2025-09-12
Der Radar: Sudan auf dem Weg zu einem langen Krieg...
Von Professor/Ihab Al-Nakhli
Was jetzt an der gezielten Zerstörung der Infrastruktur geschieht, wie z. B. Drohnenangriffe auf Kraftwerke in Omdurman und militärische Produktionsstätten, ist Teil einer systematischen Strategie, die von der Miliz verfolgt wird, insbesondere nach ihren schweren Verlusten in Al-Fascher und ihrem Rückzug aus Khartum.
Strategie der Schnellen Unterstützung:
Abnutzungskrieg und qualitative Schläge
Der Rückzug aus Khartum war nicht das Ende der Miliz, sondern eine Neupositionierung in Richtung Darfur und Kordofan, wo sich das soziale Umfeld und die geografische Ausdehnung befinden.

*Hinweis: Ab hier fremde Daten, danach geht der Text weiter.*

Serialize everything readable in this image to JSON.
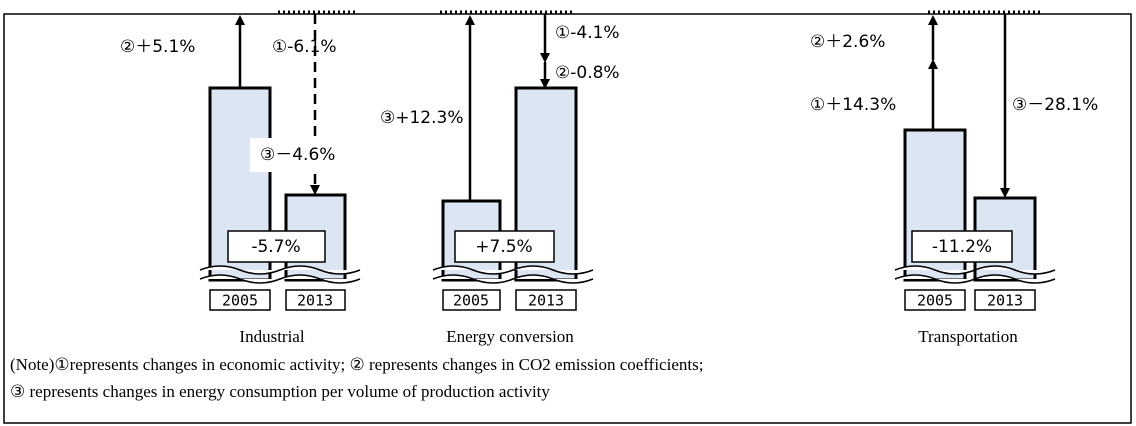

Die Zerstörung der Infrastruktur, wie Strom, Wasser und Kommunikation, zielt darauf ab, die Armee zu verwirren, Chaos zu stiften und die Moral der Zivilbevölkerung zu schwächen.
Der Einsatz von Drohnen ist zu einer wirksamen Waffe in den Händen der Miliz geworden, insbesondere nachdem sie die Feldkontrolle in den Großstädten verloren hat.
Kann Khartum erneut angegriffen werden?
Ja, und laut den letzten Berichten könnte die Schnelle Unterstützung auf Folgendes zurückgreifen:
Neue Luftangriffe auf wichtige Einrichtungen in der Hauptstadt, insbesondere mit der Rückkehr der Vertriebenen und dem Ruf nach "freiwilliger Rückkehr, begrenzten Infiltrationen oder internen Explosionen durch Schläferzellen, um die Stabilität zu untergraben und zu zeigen, dass der Krieg noch nicht vorbei ist.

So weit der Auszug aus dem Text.